Can someone tell me how to figure scale distance? Particularly in 1:20.3? Thanks.


----------



## Guest (Aug 26, 2008)

an inch on your layout should represent about one foot and eight inches in reality.


----------



## Del Tapparo (Jan 4, 2008)

(Distance on your 1:20.3 model) X 20.3 = Distance in the 1:1 world


----------



## GearDrivenSteam (Jul 3, 2008)

So, the Durango and Silverton would be 2.2167487 miles in 1:20.3.


----------



## Guest (Aug 26, 2008)

forget it! 
not even in Z-gauge will one be able, to build the lengths of any railroad in th correct scale length. 

one has to compromise. 
if the space between two stations is two or three train-lengths, that should do. 

my house is 60'x 50' - i would need 3' x 3' just to make that one house in 1:20.3 ! 
one has to condense things. 
or do you own a national park?


----------



## GearDrivenSteam (Jul 3, 2008)

I understand about compromise. That's not what I asked. 

Posted By kormsen on 08/26/2008 6:51 PM
forget it! 
not even in Z-gauge will one be able, to build the lengths of any railroad in th correct scale length. 
one has to compromise. 
if the space between two stations is two or three train-lengths, that should do. 
my house is 60'x 50' - i would need 3' x 3' just to make that one house in 1:20.3 ! 
one has to condense things. 
or do you own a national park?


----------



## Dave F (Jan 2, 2008)

Posted By kormsen on 08/26/2008 6:51 PM

or do you own a national park?




For those of us who are U.S. citizens, yes, as a matter of fact, we do own the National Parks. Why do you ask?


----------



## East Broad Top (Dec 29, 2007)

not even in Z-gauge will one be able, to build the lengths of any railroad in th correct scale length. 

Z gauge--6.5mm gauge, which when equated to 2' gauge is 3.25mm/foot.

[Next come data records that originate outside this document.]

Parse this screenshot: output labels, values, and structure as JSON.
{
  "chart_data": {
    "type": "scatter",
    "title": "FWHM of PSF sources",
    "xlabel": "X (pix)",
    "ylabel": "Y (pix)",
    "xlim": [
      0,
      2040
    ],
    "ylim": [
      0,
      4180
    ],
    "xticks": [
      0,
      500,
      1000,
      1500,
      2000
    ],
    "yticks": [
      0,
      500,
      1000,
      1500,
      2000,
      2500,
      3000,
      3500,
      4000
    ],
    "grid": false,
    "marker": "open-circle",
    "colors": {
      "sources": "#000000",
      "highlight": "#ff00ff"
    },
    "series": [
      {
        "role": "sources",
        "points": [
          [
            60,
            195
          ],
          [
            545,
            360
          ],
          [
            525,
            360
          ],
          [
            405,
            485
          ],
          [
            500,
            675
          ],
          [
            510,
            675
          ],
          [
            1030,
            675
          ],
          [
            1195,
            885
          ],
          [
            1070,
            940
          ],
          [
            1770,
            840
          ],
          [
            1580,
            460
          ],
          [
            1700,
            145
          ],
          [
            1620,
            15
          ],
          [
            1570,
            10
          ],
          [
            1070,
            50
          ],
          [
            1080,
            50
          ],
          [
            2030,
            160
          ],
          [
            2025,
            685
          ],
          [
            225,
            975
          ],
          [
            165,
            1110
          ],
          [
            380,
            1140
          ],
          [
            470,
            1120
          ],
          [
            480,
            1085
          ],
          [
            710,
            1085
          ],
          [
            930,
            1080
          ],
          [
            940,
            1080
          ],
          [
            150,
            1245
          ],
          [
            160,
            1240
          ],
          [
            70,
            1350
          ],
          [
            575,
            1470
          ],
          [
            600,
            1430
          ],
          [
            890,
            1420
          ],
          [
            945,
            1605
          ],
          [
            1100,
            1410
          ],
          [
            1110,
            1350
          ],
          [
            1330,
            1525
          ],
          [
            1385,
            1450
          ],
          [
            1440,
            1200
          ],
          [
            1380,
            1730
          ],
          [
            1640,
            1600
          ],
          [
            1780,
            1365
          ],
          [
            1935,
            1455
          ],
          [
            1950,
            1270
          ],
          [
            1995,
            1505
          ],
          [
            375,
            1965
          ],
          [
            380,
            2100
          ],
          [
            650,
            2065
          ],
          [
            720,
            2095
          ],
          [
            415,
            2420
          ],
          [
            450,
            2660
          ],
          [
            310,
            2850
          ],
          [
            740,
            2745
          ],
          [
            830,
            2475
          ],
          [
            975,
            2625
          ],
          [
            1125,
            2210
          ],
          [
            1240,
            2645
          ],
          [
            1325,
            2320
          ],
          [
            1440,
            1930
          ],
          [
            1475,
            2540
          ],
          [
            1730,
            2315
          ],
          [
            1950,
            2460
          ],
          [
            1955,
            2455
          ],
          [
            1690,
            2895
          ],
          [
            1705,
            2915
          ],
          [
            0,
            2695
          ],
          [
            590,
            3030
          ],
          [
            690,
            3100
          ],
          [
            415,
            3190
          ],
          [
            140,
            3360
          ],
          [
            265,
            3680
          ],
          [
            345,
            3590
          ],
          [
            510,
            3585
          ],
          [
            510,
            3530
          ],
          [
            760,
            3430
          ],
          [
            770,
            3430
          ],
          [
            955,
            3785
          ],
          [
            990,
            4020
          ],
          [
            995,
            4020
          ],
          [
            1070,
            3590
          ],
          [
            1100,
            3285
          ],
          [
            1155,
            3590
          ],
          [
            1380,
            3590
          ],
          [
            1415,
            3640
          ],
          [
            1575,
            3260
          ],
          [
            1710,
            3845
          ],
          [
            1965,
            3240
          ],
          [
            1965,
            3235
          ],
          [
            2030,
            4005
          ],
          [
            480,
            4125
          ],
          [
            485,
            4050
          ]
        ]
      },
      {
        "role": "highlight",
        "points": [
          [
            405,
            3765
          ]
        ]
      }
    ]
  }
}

So, if you're doing the Monson RR (6 miles long), you're looking at around 340' of track.  

Later, 

K


----------



## Richard Smith (Jan 2, 2008)

5280 feet divided by 20.3 = 260 feet = 1 scale mile.


----------



## Guest (Aug 27, 2008)

So, if you're doing the Monson RR (6 miles long), you're looking at around 340' of track. 


i stand corrected... 

wouldn't that be something? a Z-gauge gardenrailway?


----------



## chrisb (Jan 3, 2008)

This is the way I do it. Multiply prototype distance in feet 
to get prototype inches. Then divide prototype inches by 20.3 
I do this on a excell spread sheet. Column A is Proto Feet, B is proto inches and C is the dimension is 1:20.3 scale. 
Use a formula to do the math for you so you can go from 1 foot to whatever and fill in the column. 

Example a building is 24 feet by 36 feet. 
(24x12)/20.3= 14.187 inches or 14 3/16 inches 
(36x12)/20.3= 21.281 inches or 21 1/4 inches 

To build this building at 1:20.3 scale you would make it 
14 3/16 inches by 21 1/4 inches


----------



## GearDrivenSteam (Jul 3, 2008)

Thanks for the serious answers. ....and though not a National Park, yes, I have enough acerage to run almost 3 miles of trackage.....though as I said was not my question. Again, thanks for the serious answers. I was figuring it correctly all along. I just wanted to make sure.


----------